A company without a permanent CEO, with a growing dividend and declining market share. Welcome to HP
For the ninth consecutive year it has increased its dividend, in the last quarter it raised its full-year earnings outlook, and nearly half of the computers it sold now contain an AI chip, compared to less than a third last year. On top of that, the company generates almost $3 billion in free cash flow annually and has just signed a strategic partnership with OpenAI. Yet its stock has plunged by more than a third since November 2024 and today trades where it was a year and a half ago, as if it were a failing company rather than a technology veteran with rising earnings.

Key points
HP trades at a P/E of around 9x and a dividend yield of nearly 5%, significantly below the company's five-year valuation median.
For the ninth straight year the dividend is growing, and the company also raised its full-year earnings outlook after a strong second quarter.
HP is the only one of the top 5 PC makers losing market share in Q1 2026, with shipments down 4.9% due to memflation.
The company is dealing with a CEO transition and the uncertain impact of the OpenAI partnership, both of which remain key risks for 2027.

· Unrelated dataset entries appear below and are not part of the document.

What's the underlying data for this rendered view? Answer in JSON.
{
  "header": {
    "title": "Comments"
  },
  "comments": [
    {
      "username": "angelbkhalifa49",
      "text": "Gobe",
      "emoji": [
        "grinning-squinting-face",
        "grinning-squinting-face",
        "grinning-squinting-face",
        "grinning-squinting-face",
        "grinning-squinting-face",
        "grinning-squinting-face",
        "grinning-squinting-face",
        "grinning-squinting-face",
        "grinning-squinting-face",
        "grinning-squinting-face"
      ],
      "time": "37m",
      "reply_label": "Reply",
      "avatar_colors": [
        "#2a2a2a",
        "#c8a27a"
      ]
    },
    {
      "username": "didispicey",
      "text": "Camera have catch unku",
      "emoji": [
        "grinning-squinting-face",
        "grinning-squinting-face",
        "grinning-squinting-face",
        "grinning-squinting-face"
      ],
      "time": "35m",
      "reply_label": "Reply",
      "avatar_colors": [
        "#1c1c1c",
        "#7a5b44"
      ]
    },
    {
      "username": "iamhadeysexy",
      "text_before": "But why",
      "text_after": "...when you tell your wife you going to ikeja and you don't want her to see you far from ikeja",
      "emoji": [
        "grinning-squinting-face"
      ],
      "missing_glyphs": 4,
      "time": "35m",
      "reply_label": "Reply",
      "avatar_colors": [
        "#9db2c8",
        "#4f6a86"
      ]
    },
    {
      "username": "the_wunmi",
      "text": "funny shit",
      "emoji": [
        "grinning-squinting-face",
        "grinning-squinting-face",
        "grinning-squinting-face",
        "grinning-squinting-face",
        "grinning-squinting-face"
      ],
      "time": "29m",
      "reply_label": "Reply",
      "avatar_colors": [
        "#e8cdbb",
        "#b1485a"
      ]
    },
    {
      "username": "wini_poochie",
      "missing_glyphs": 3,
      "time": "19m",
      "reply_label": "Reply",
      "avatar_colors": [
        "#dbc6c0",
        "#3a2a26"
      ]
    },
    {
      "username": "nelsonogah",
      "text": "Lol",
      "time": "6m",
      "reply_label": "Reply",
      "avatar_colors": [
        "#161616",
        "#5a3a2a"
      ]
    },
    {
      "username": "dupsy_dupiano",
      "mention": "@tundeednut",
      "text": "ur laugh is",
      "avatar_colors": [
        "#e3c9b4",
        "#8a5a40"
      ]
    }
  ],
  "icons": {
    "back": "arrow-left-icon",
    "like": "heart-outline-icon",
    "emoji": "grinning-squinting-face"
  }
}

HP Inc. shares have been trading in a range between $20 and $25 in recent weeks, well below their all-time highs from late 2024 when they traded above $36. The market values the company, with a market capitalization of around $22 billion, at a price/earnings ratio of about 9x and a dividend yield of nearly 5%, while HP also faces structural questions about the future of the PC market in the AI era. Over the last 52 weeks the stock has lost roughly 12% of its value, and the company is also undergoing a CEO transition. The combination of low valuation, a stable dividend, and an uncertain medium-term strategy makes HP an interesting but complicated investment case that deserves a closer look at the business, finances, and risks.
Company overview
HP Inc. has carried its current name since November 2015, when the original Hewlett-Packard, founded in a Palo Alto garage in 1939 by Bill Hewlett and David Packard, split into two companies. The corporate infrastructure, servers, and enterprise services were spun off into the newly formed Hewlett Packard Enterprise, while the parent company kept the consumer and commercial hardware – i.e., PCs and printers – and was renamed HP Inc. Legally, it is the continuation of the same corporation founded in 1939, including its dividend payment history, which has been uninterrupted since 1965, and its original ticker symbol $HPQ.

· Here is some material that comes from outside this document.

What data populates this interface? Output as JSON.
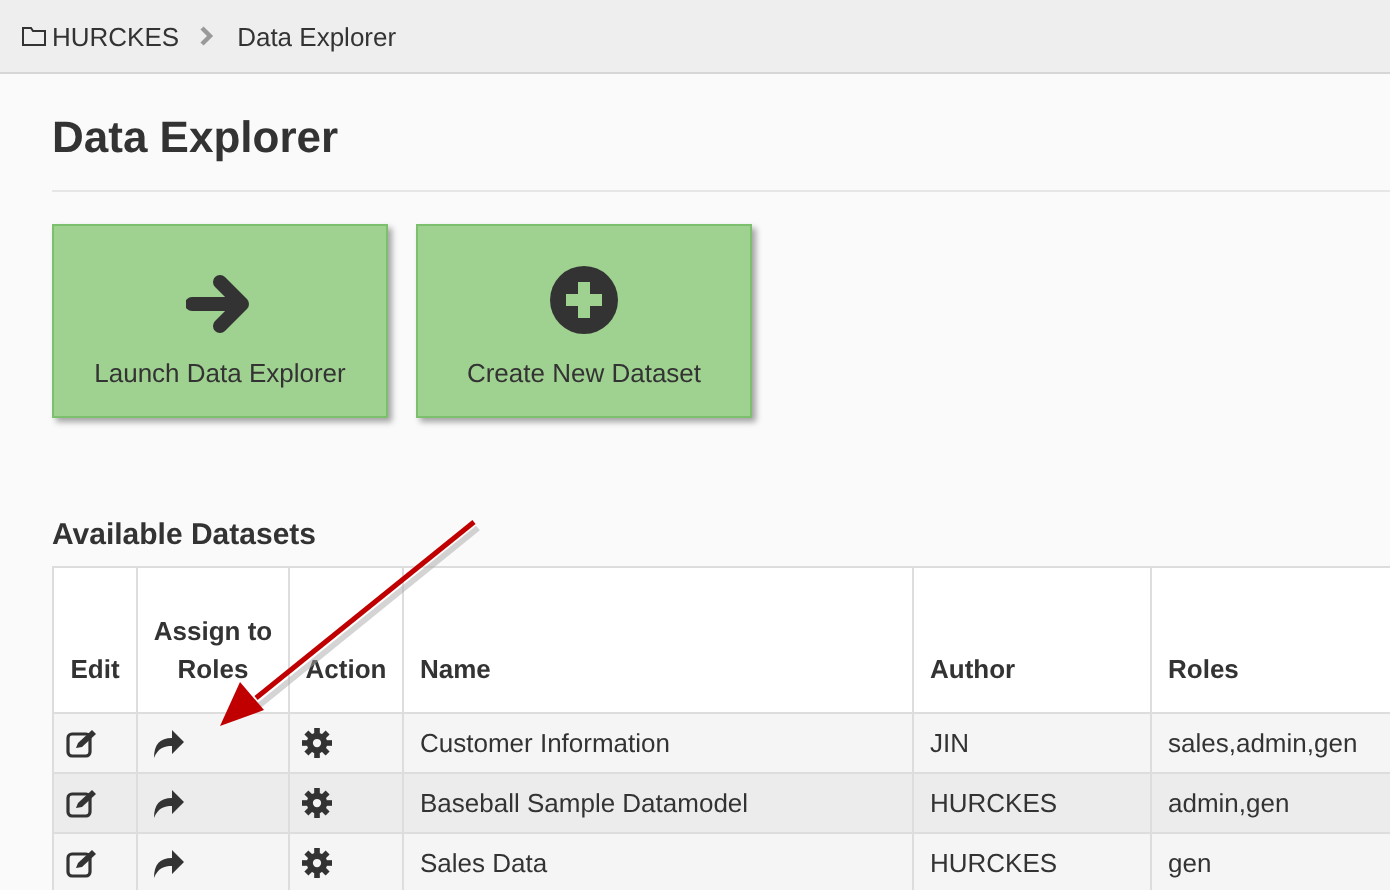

The company is now headquartered in Palo Alto, California, and operates in two main segments, Personal Systems and Printing, plus a smaller Corporate Investments segment. By shipment market share, HP is the world’s second-largest PC maker after Lenovo and ahead of Dell, with a global distribution network and a broad customer base split between consumers and business clients. About two-thirds of revenue comes from outside the United States, making it sensitive to exchange rates and regional demand but also less dependent on a single market.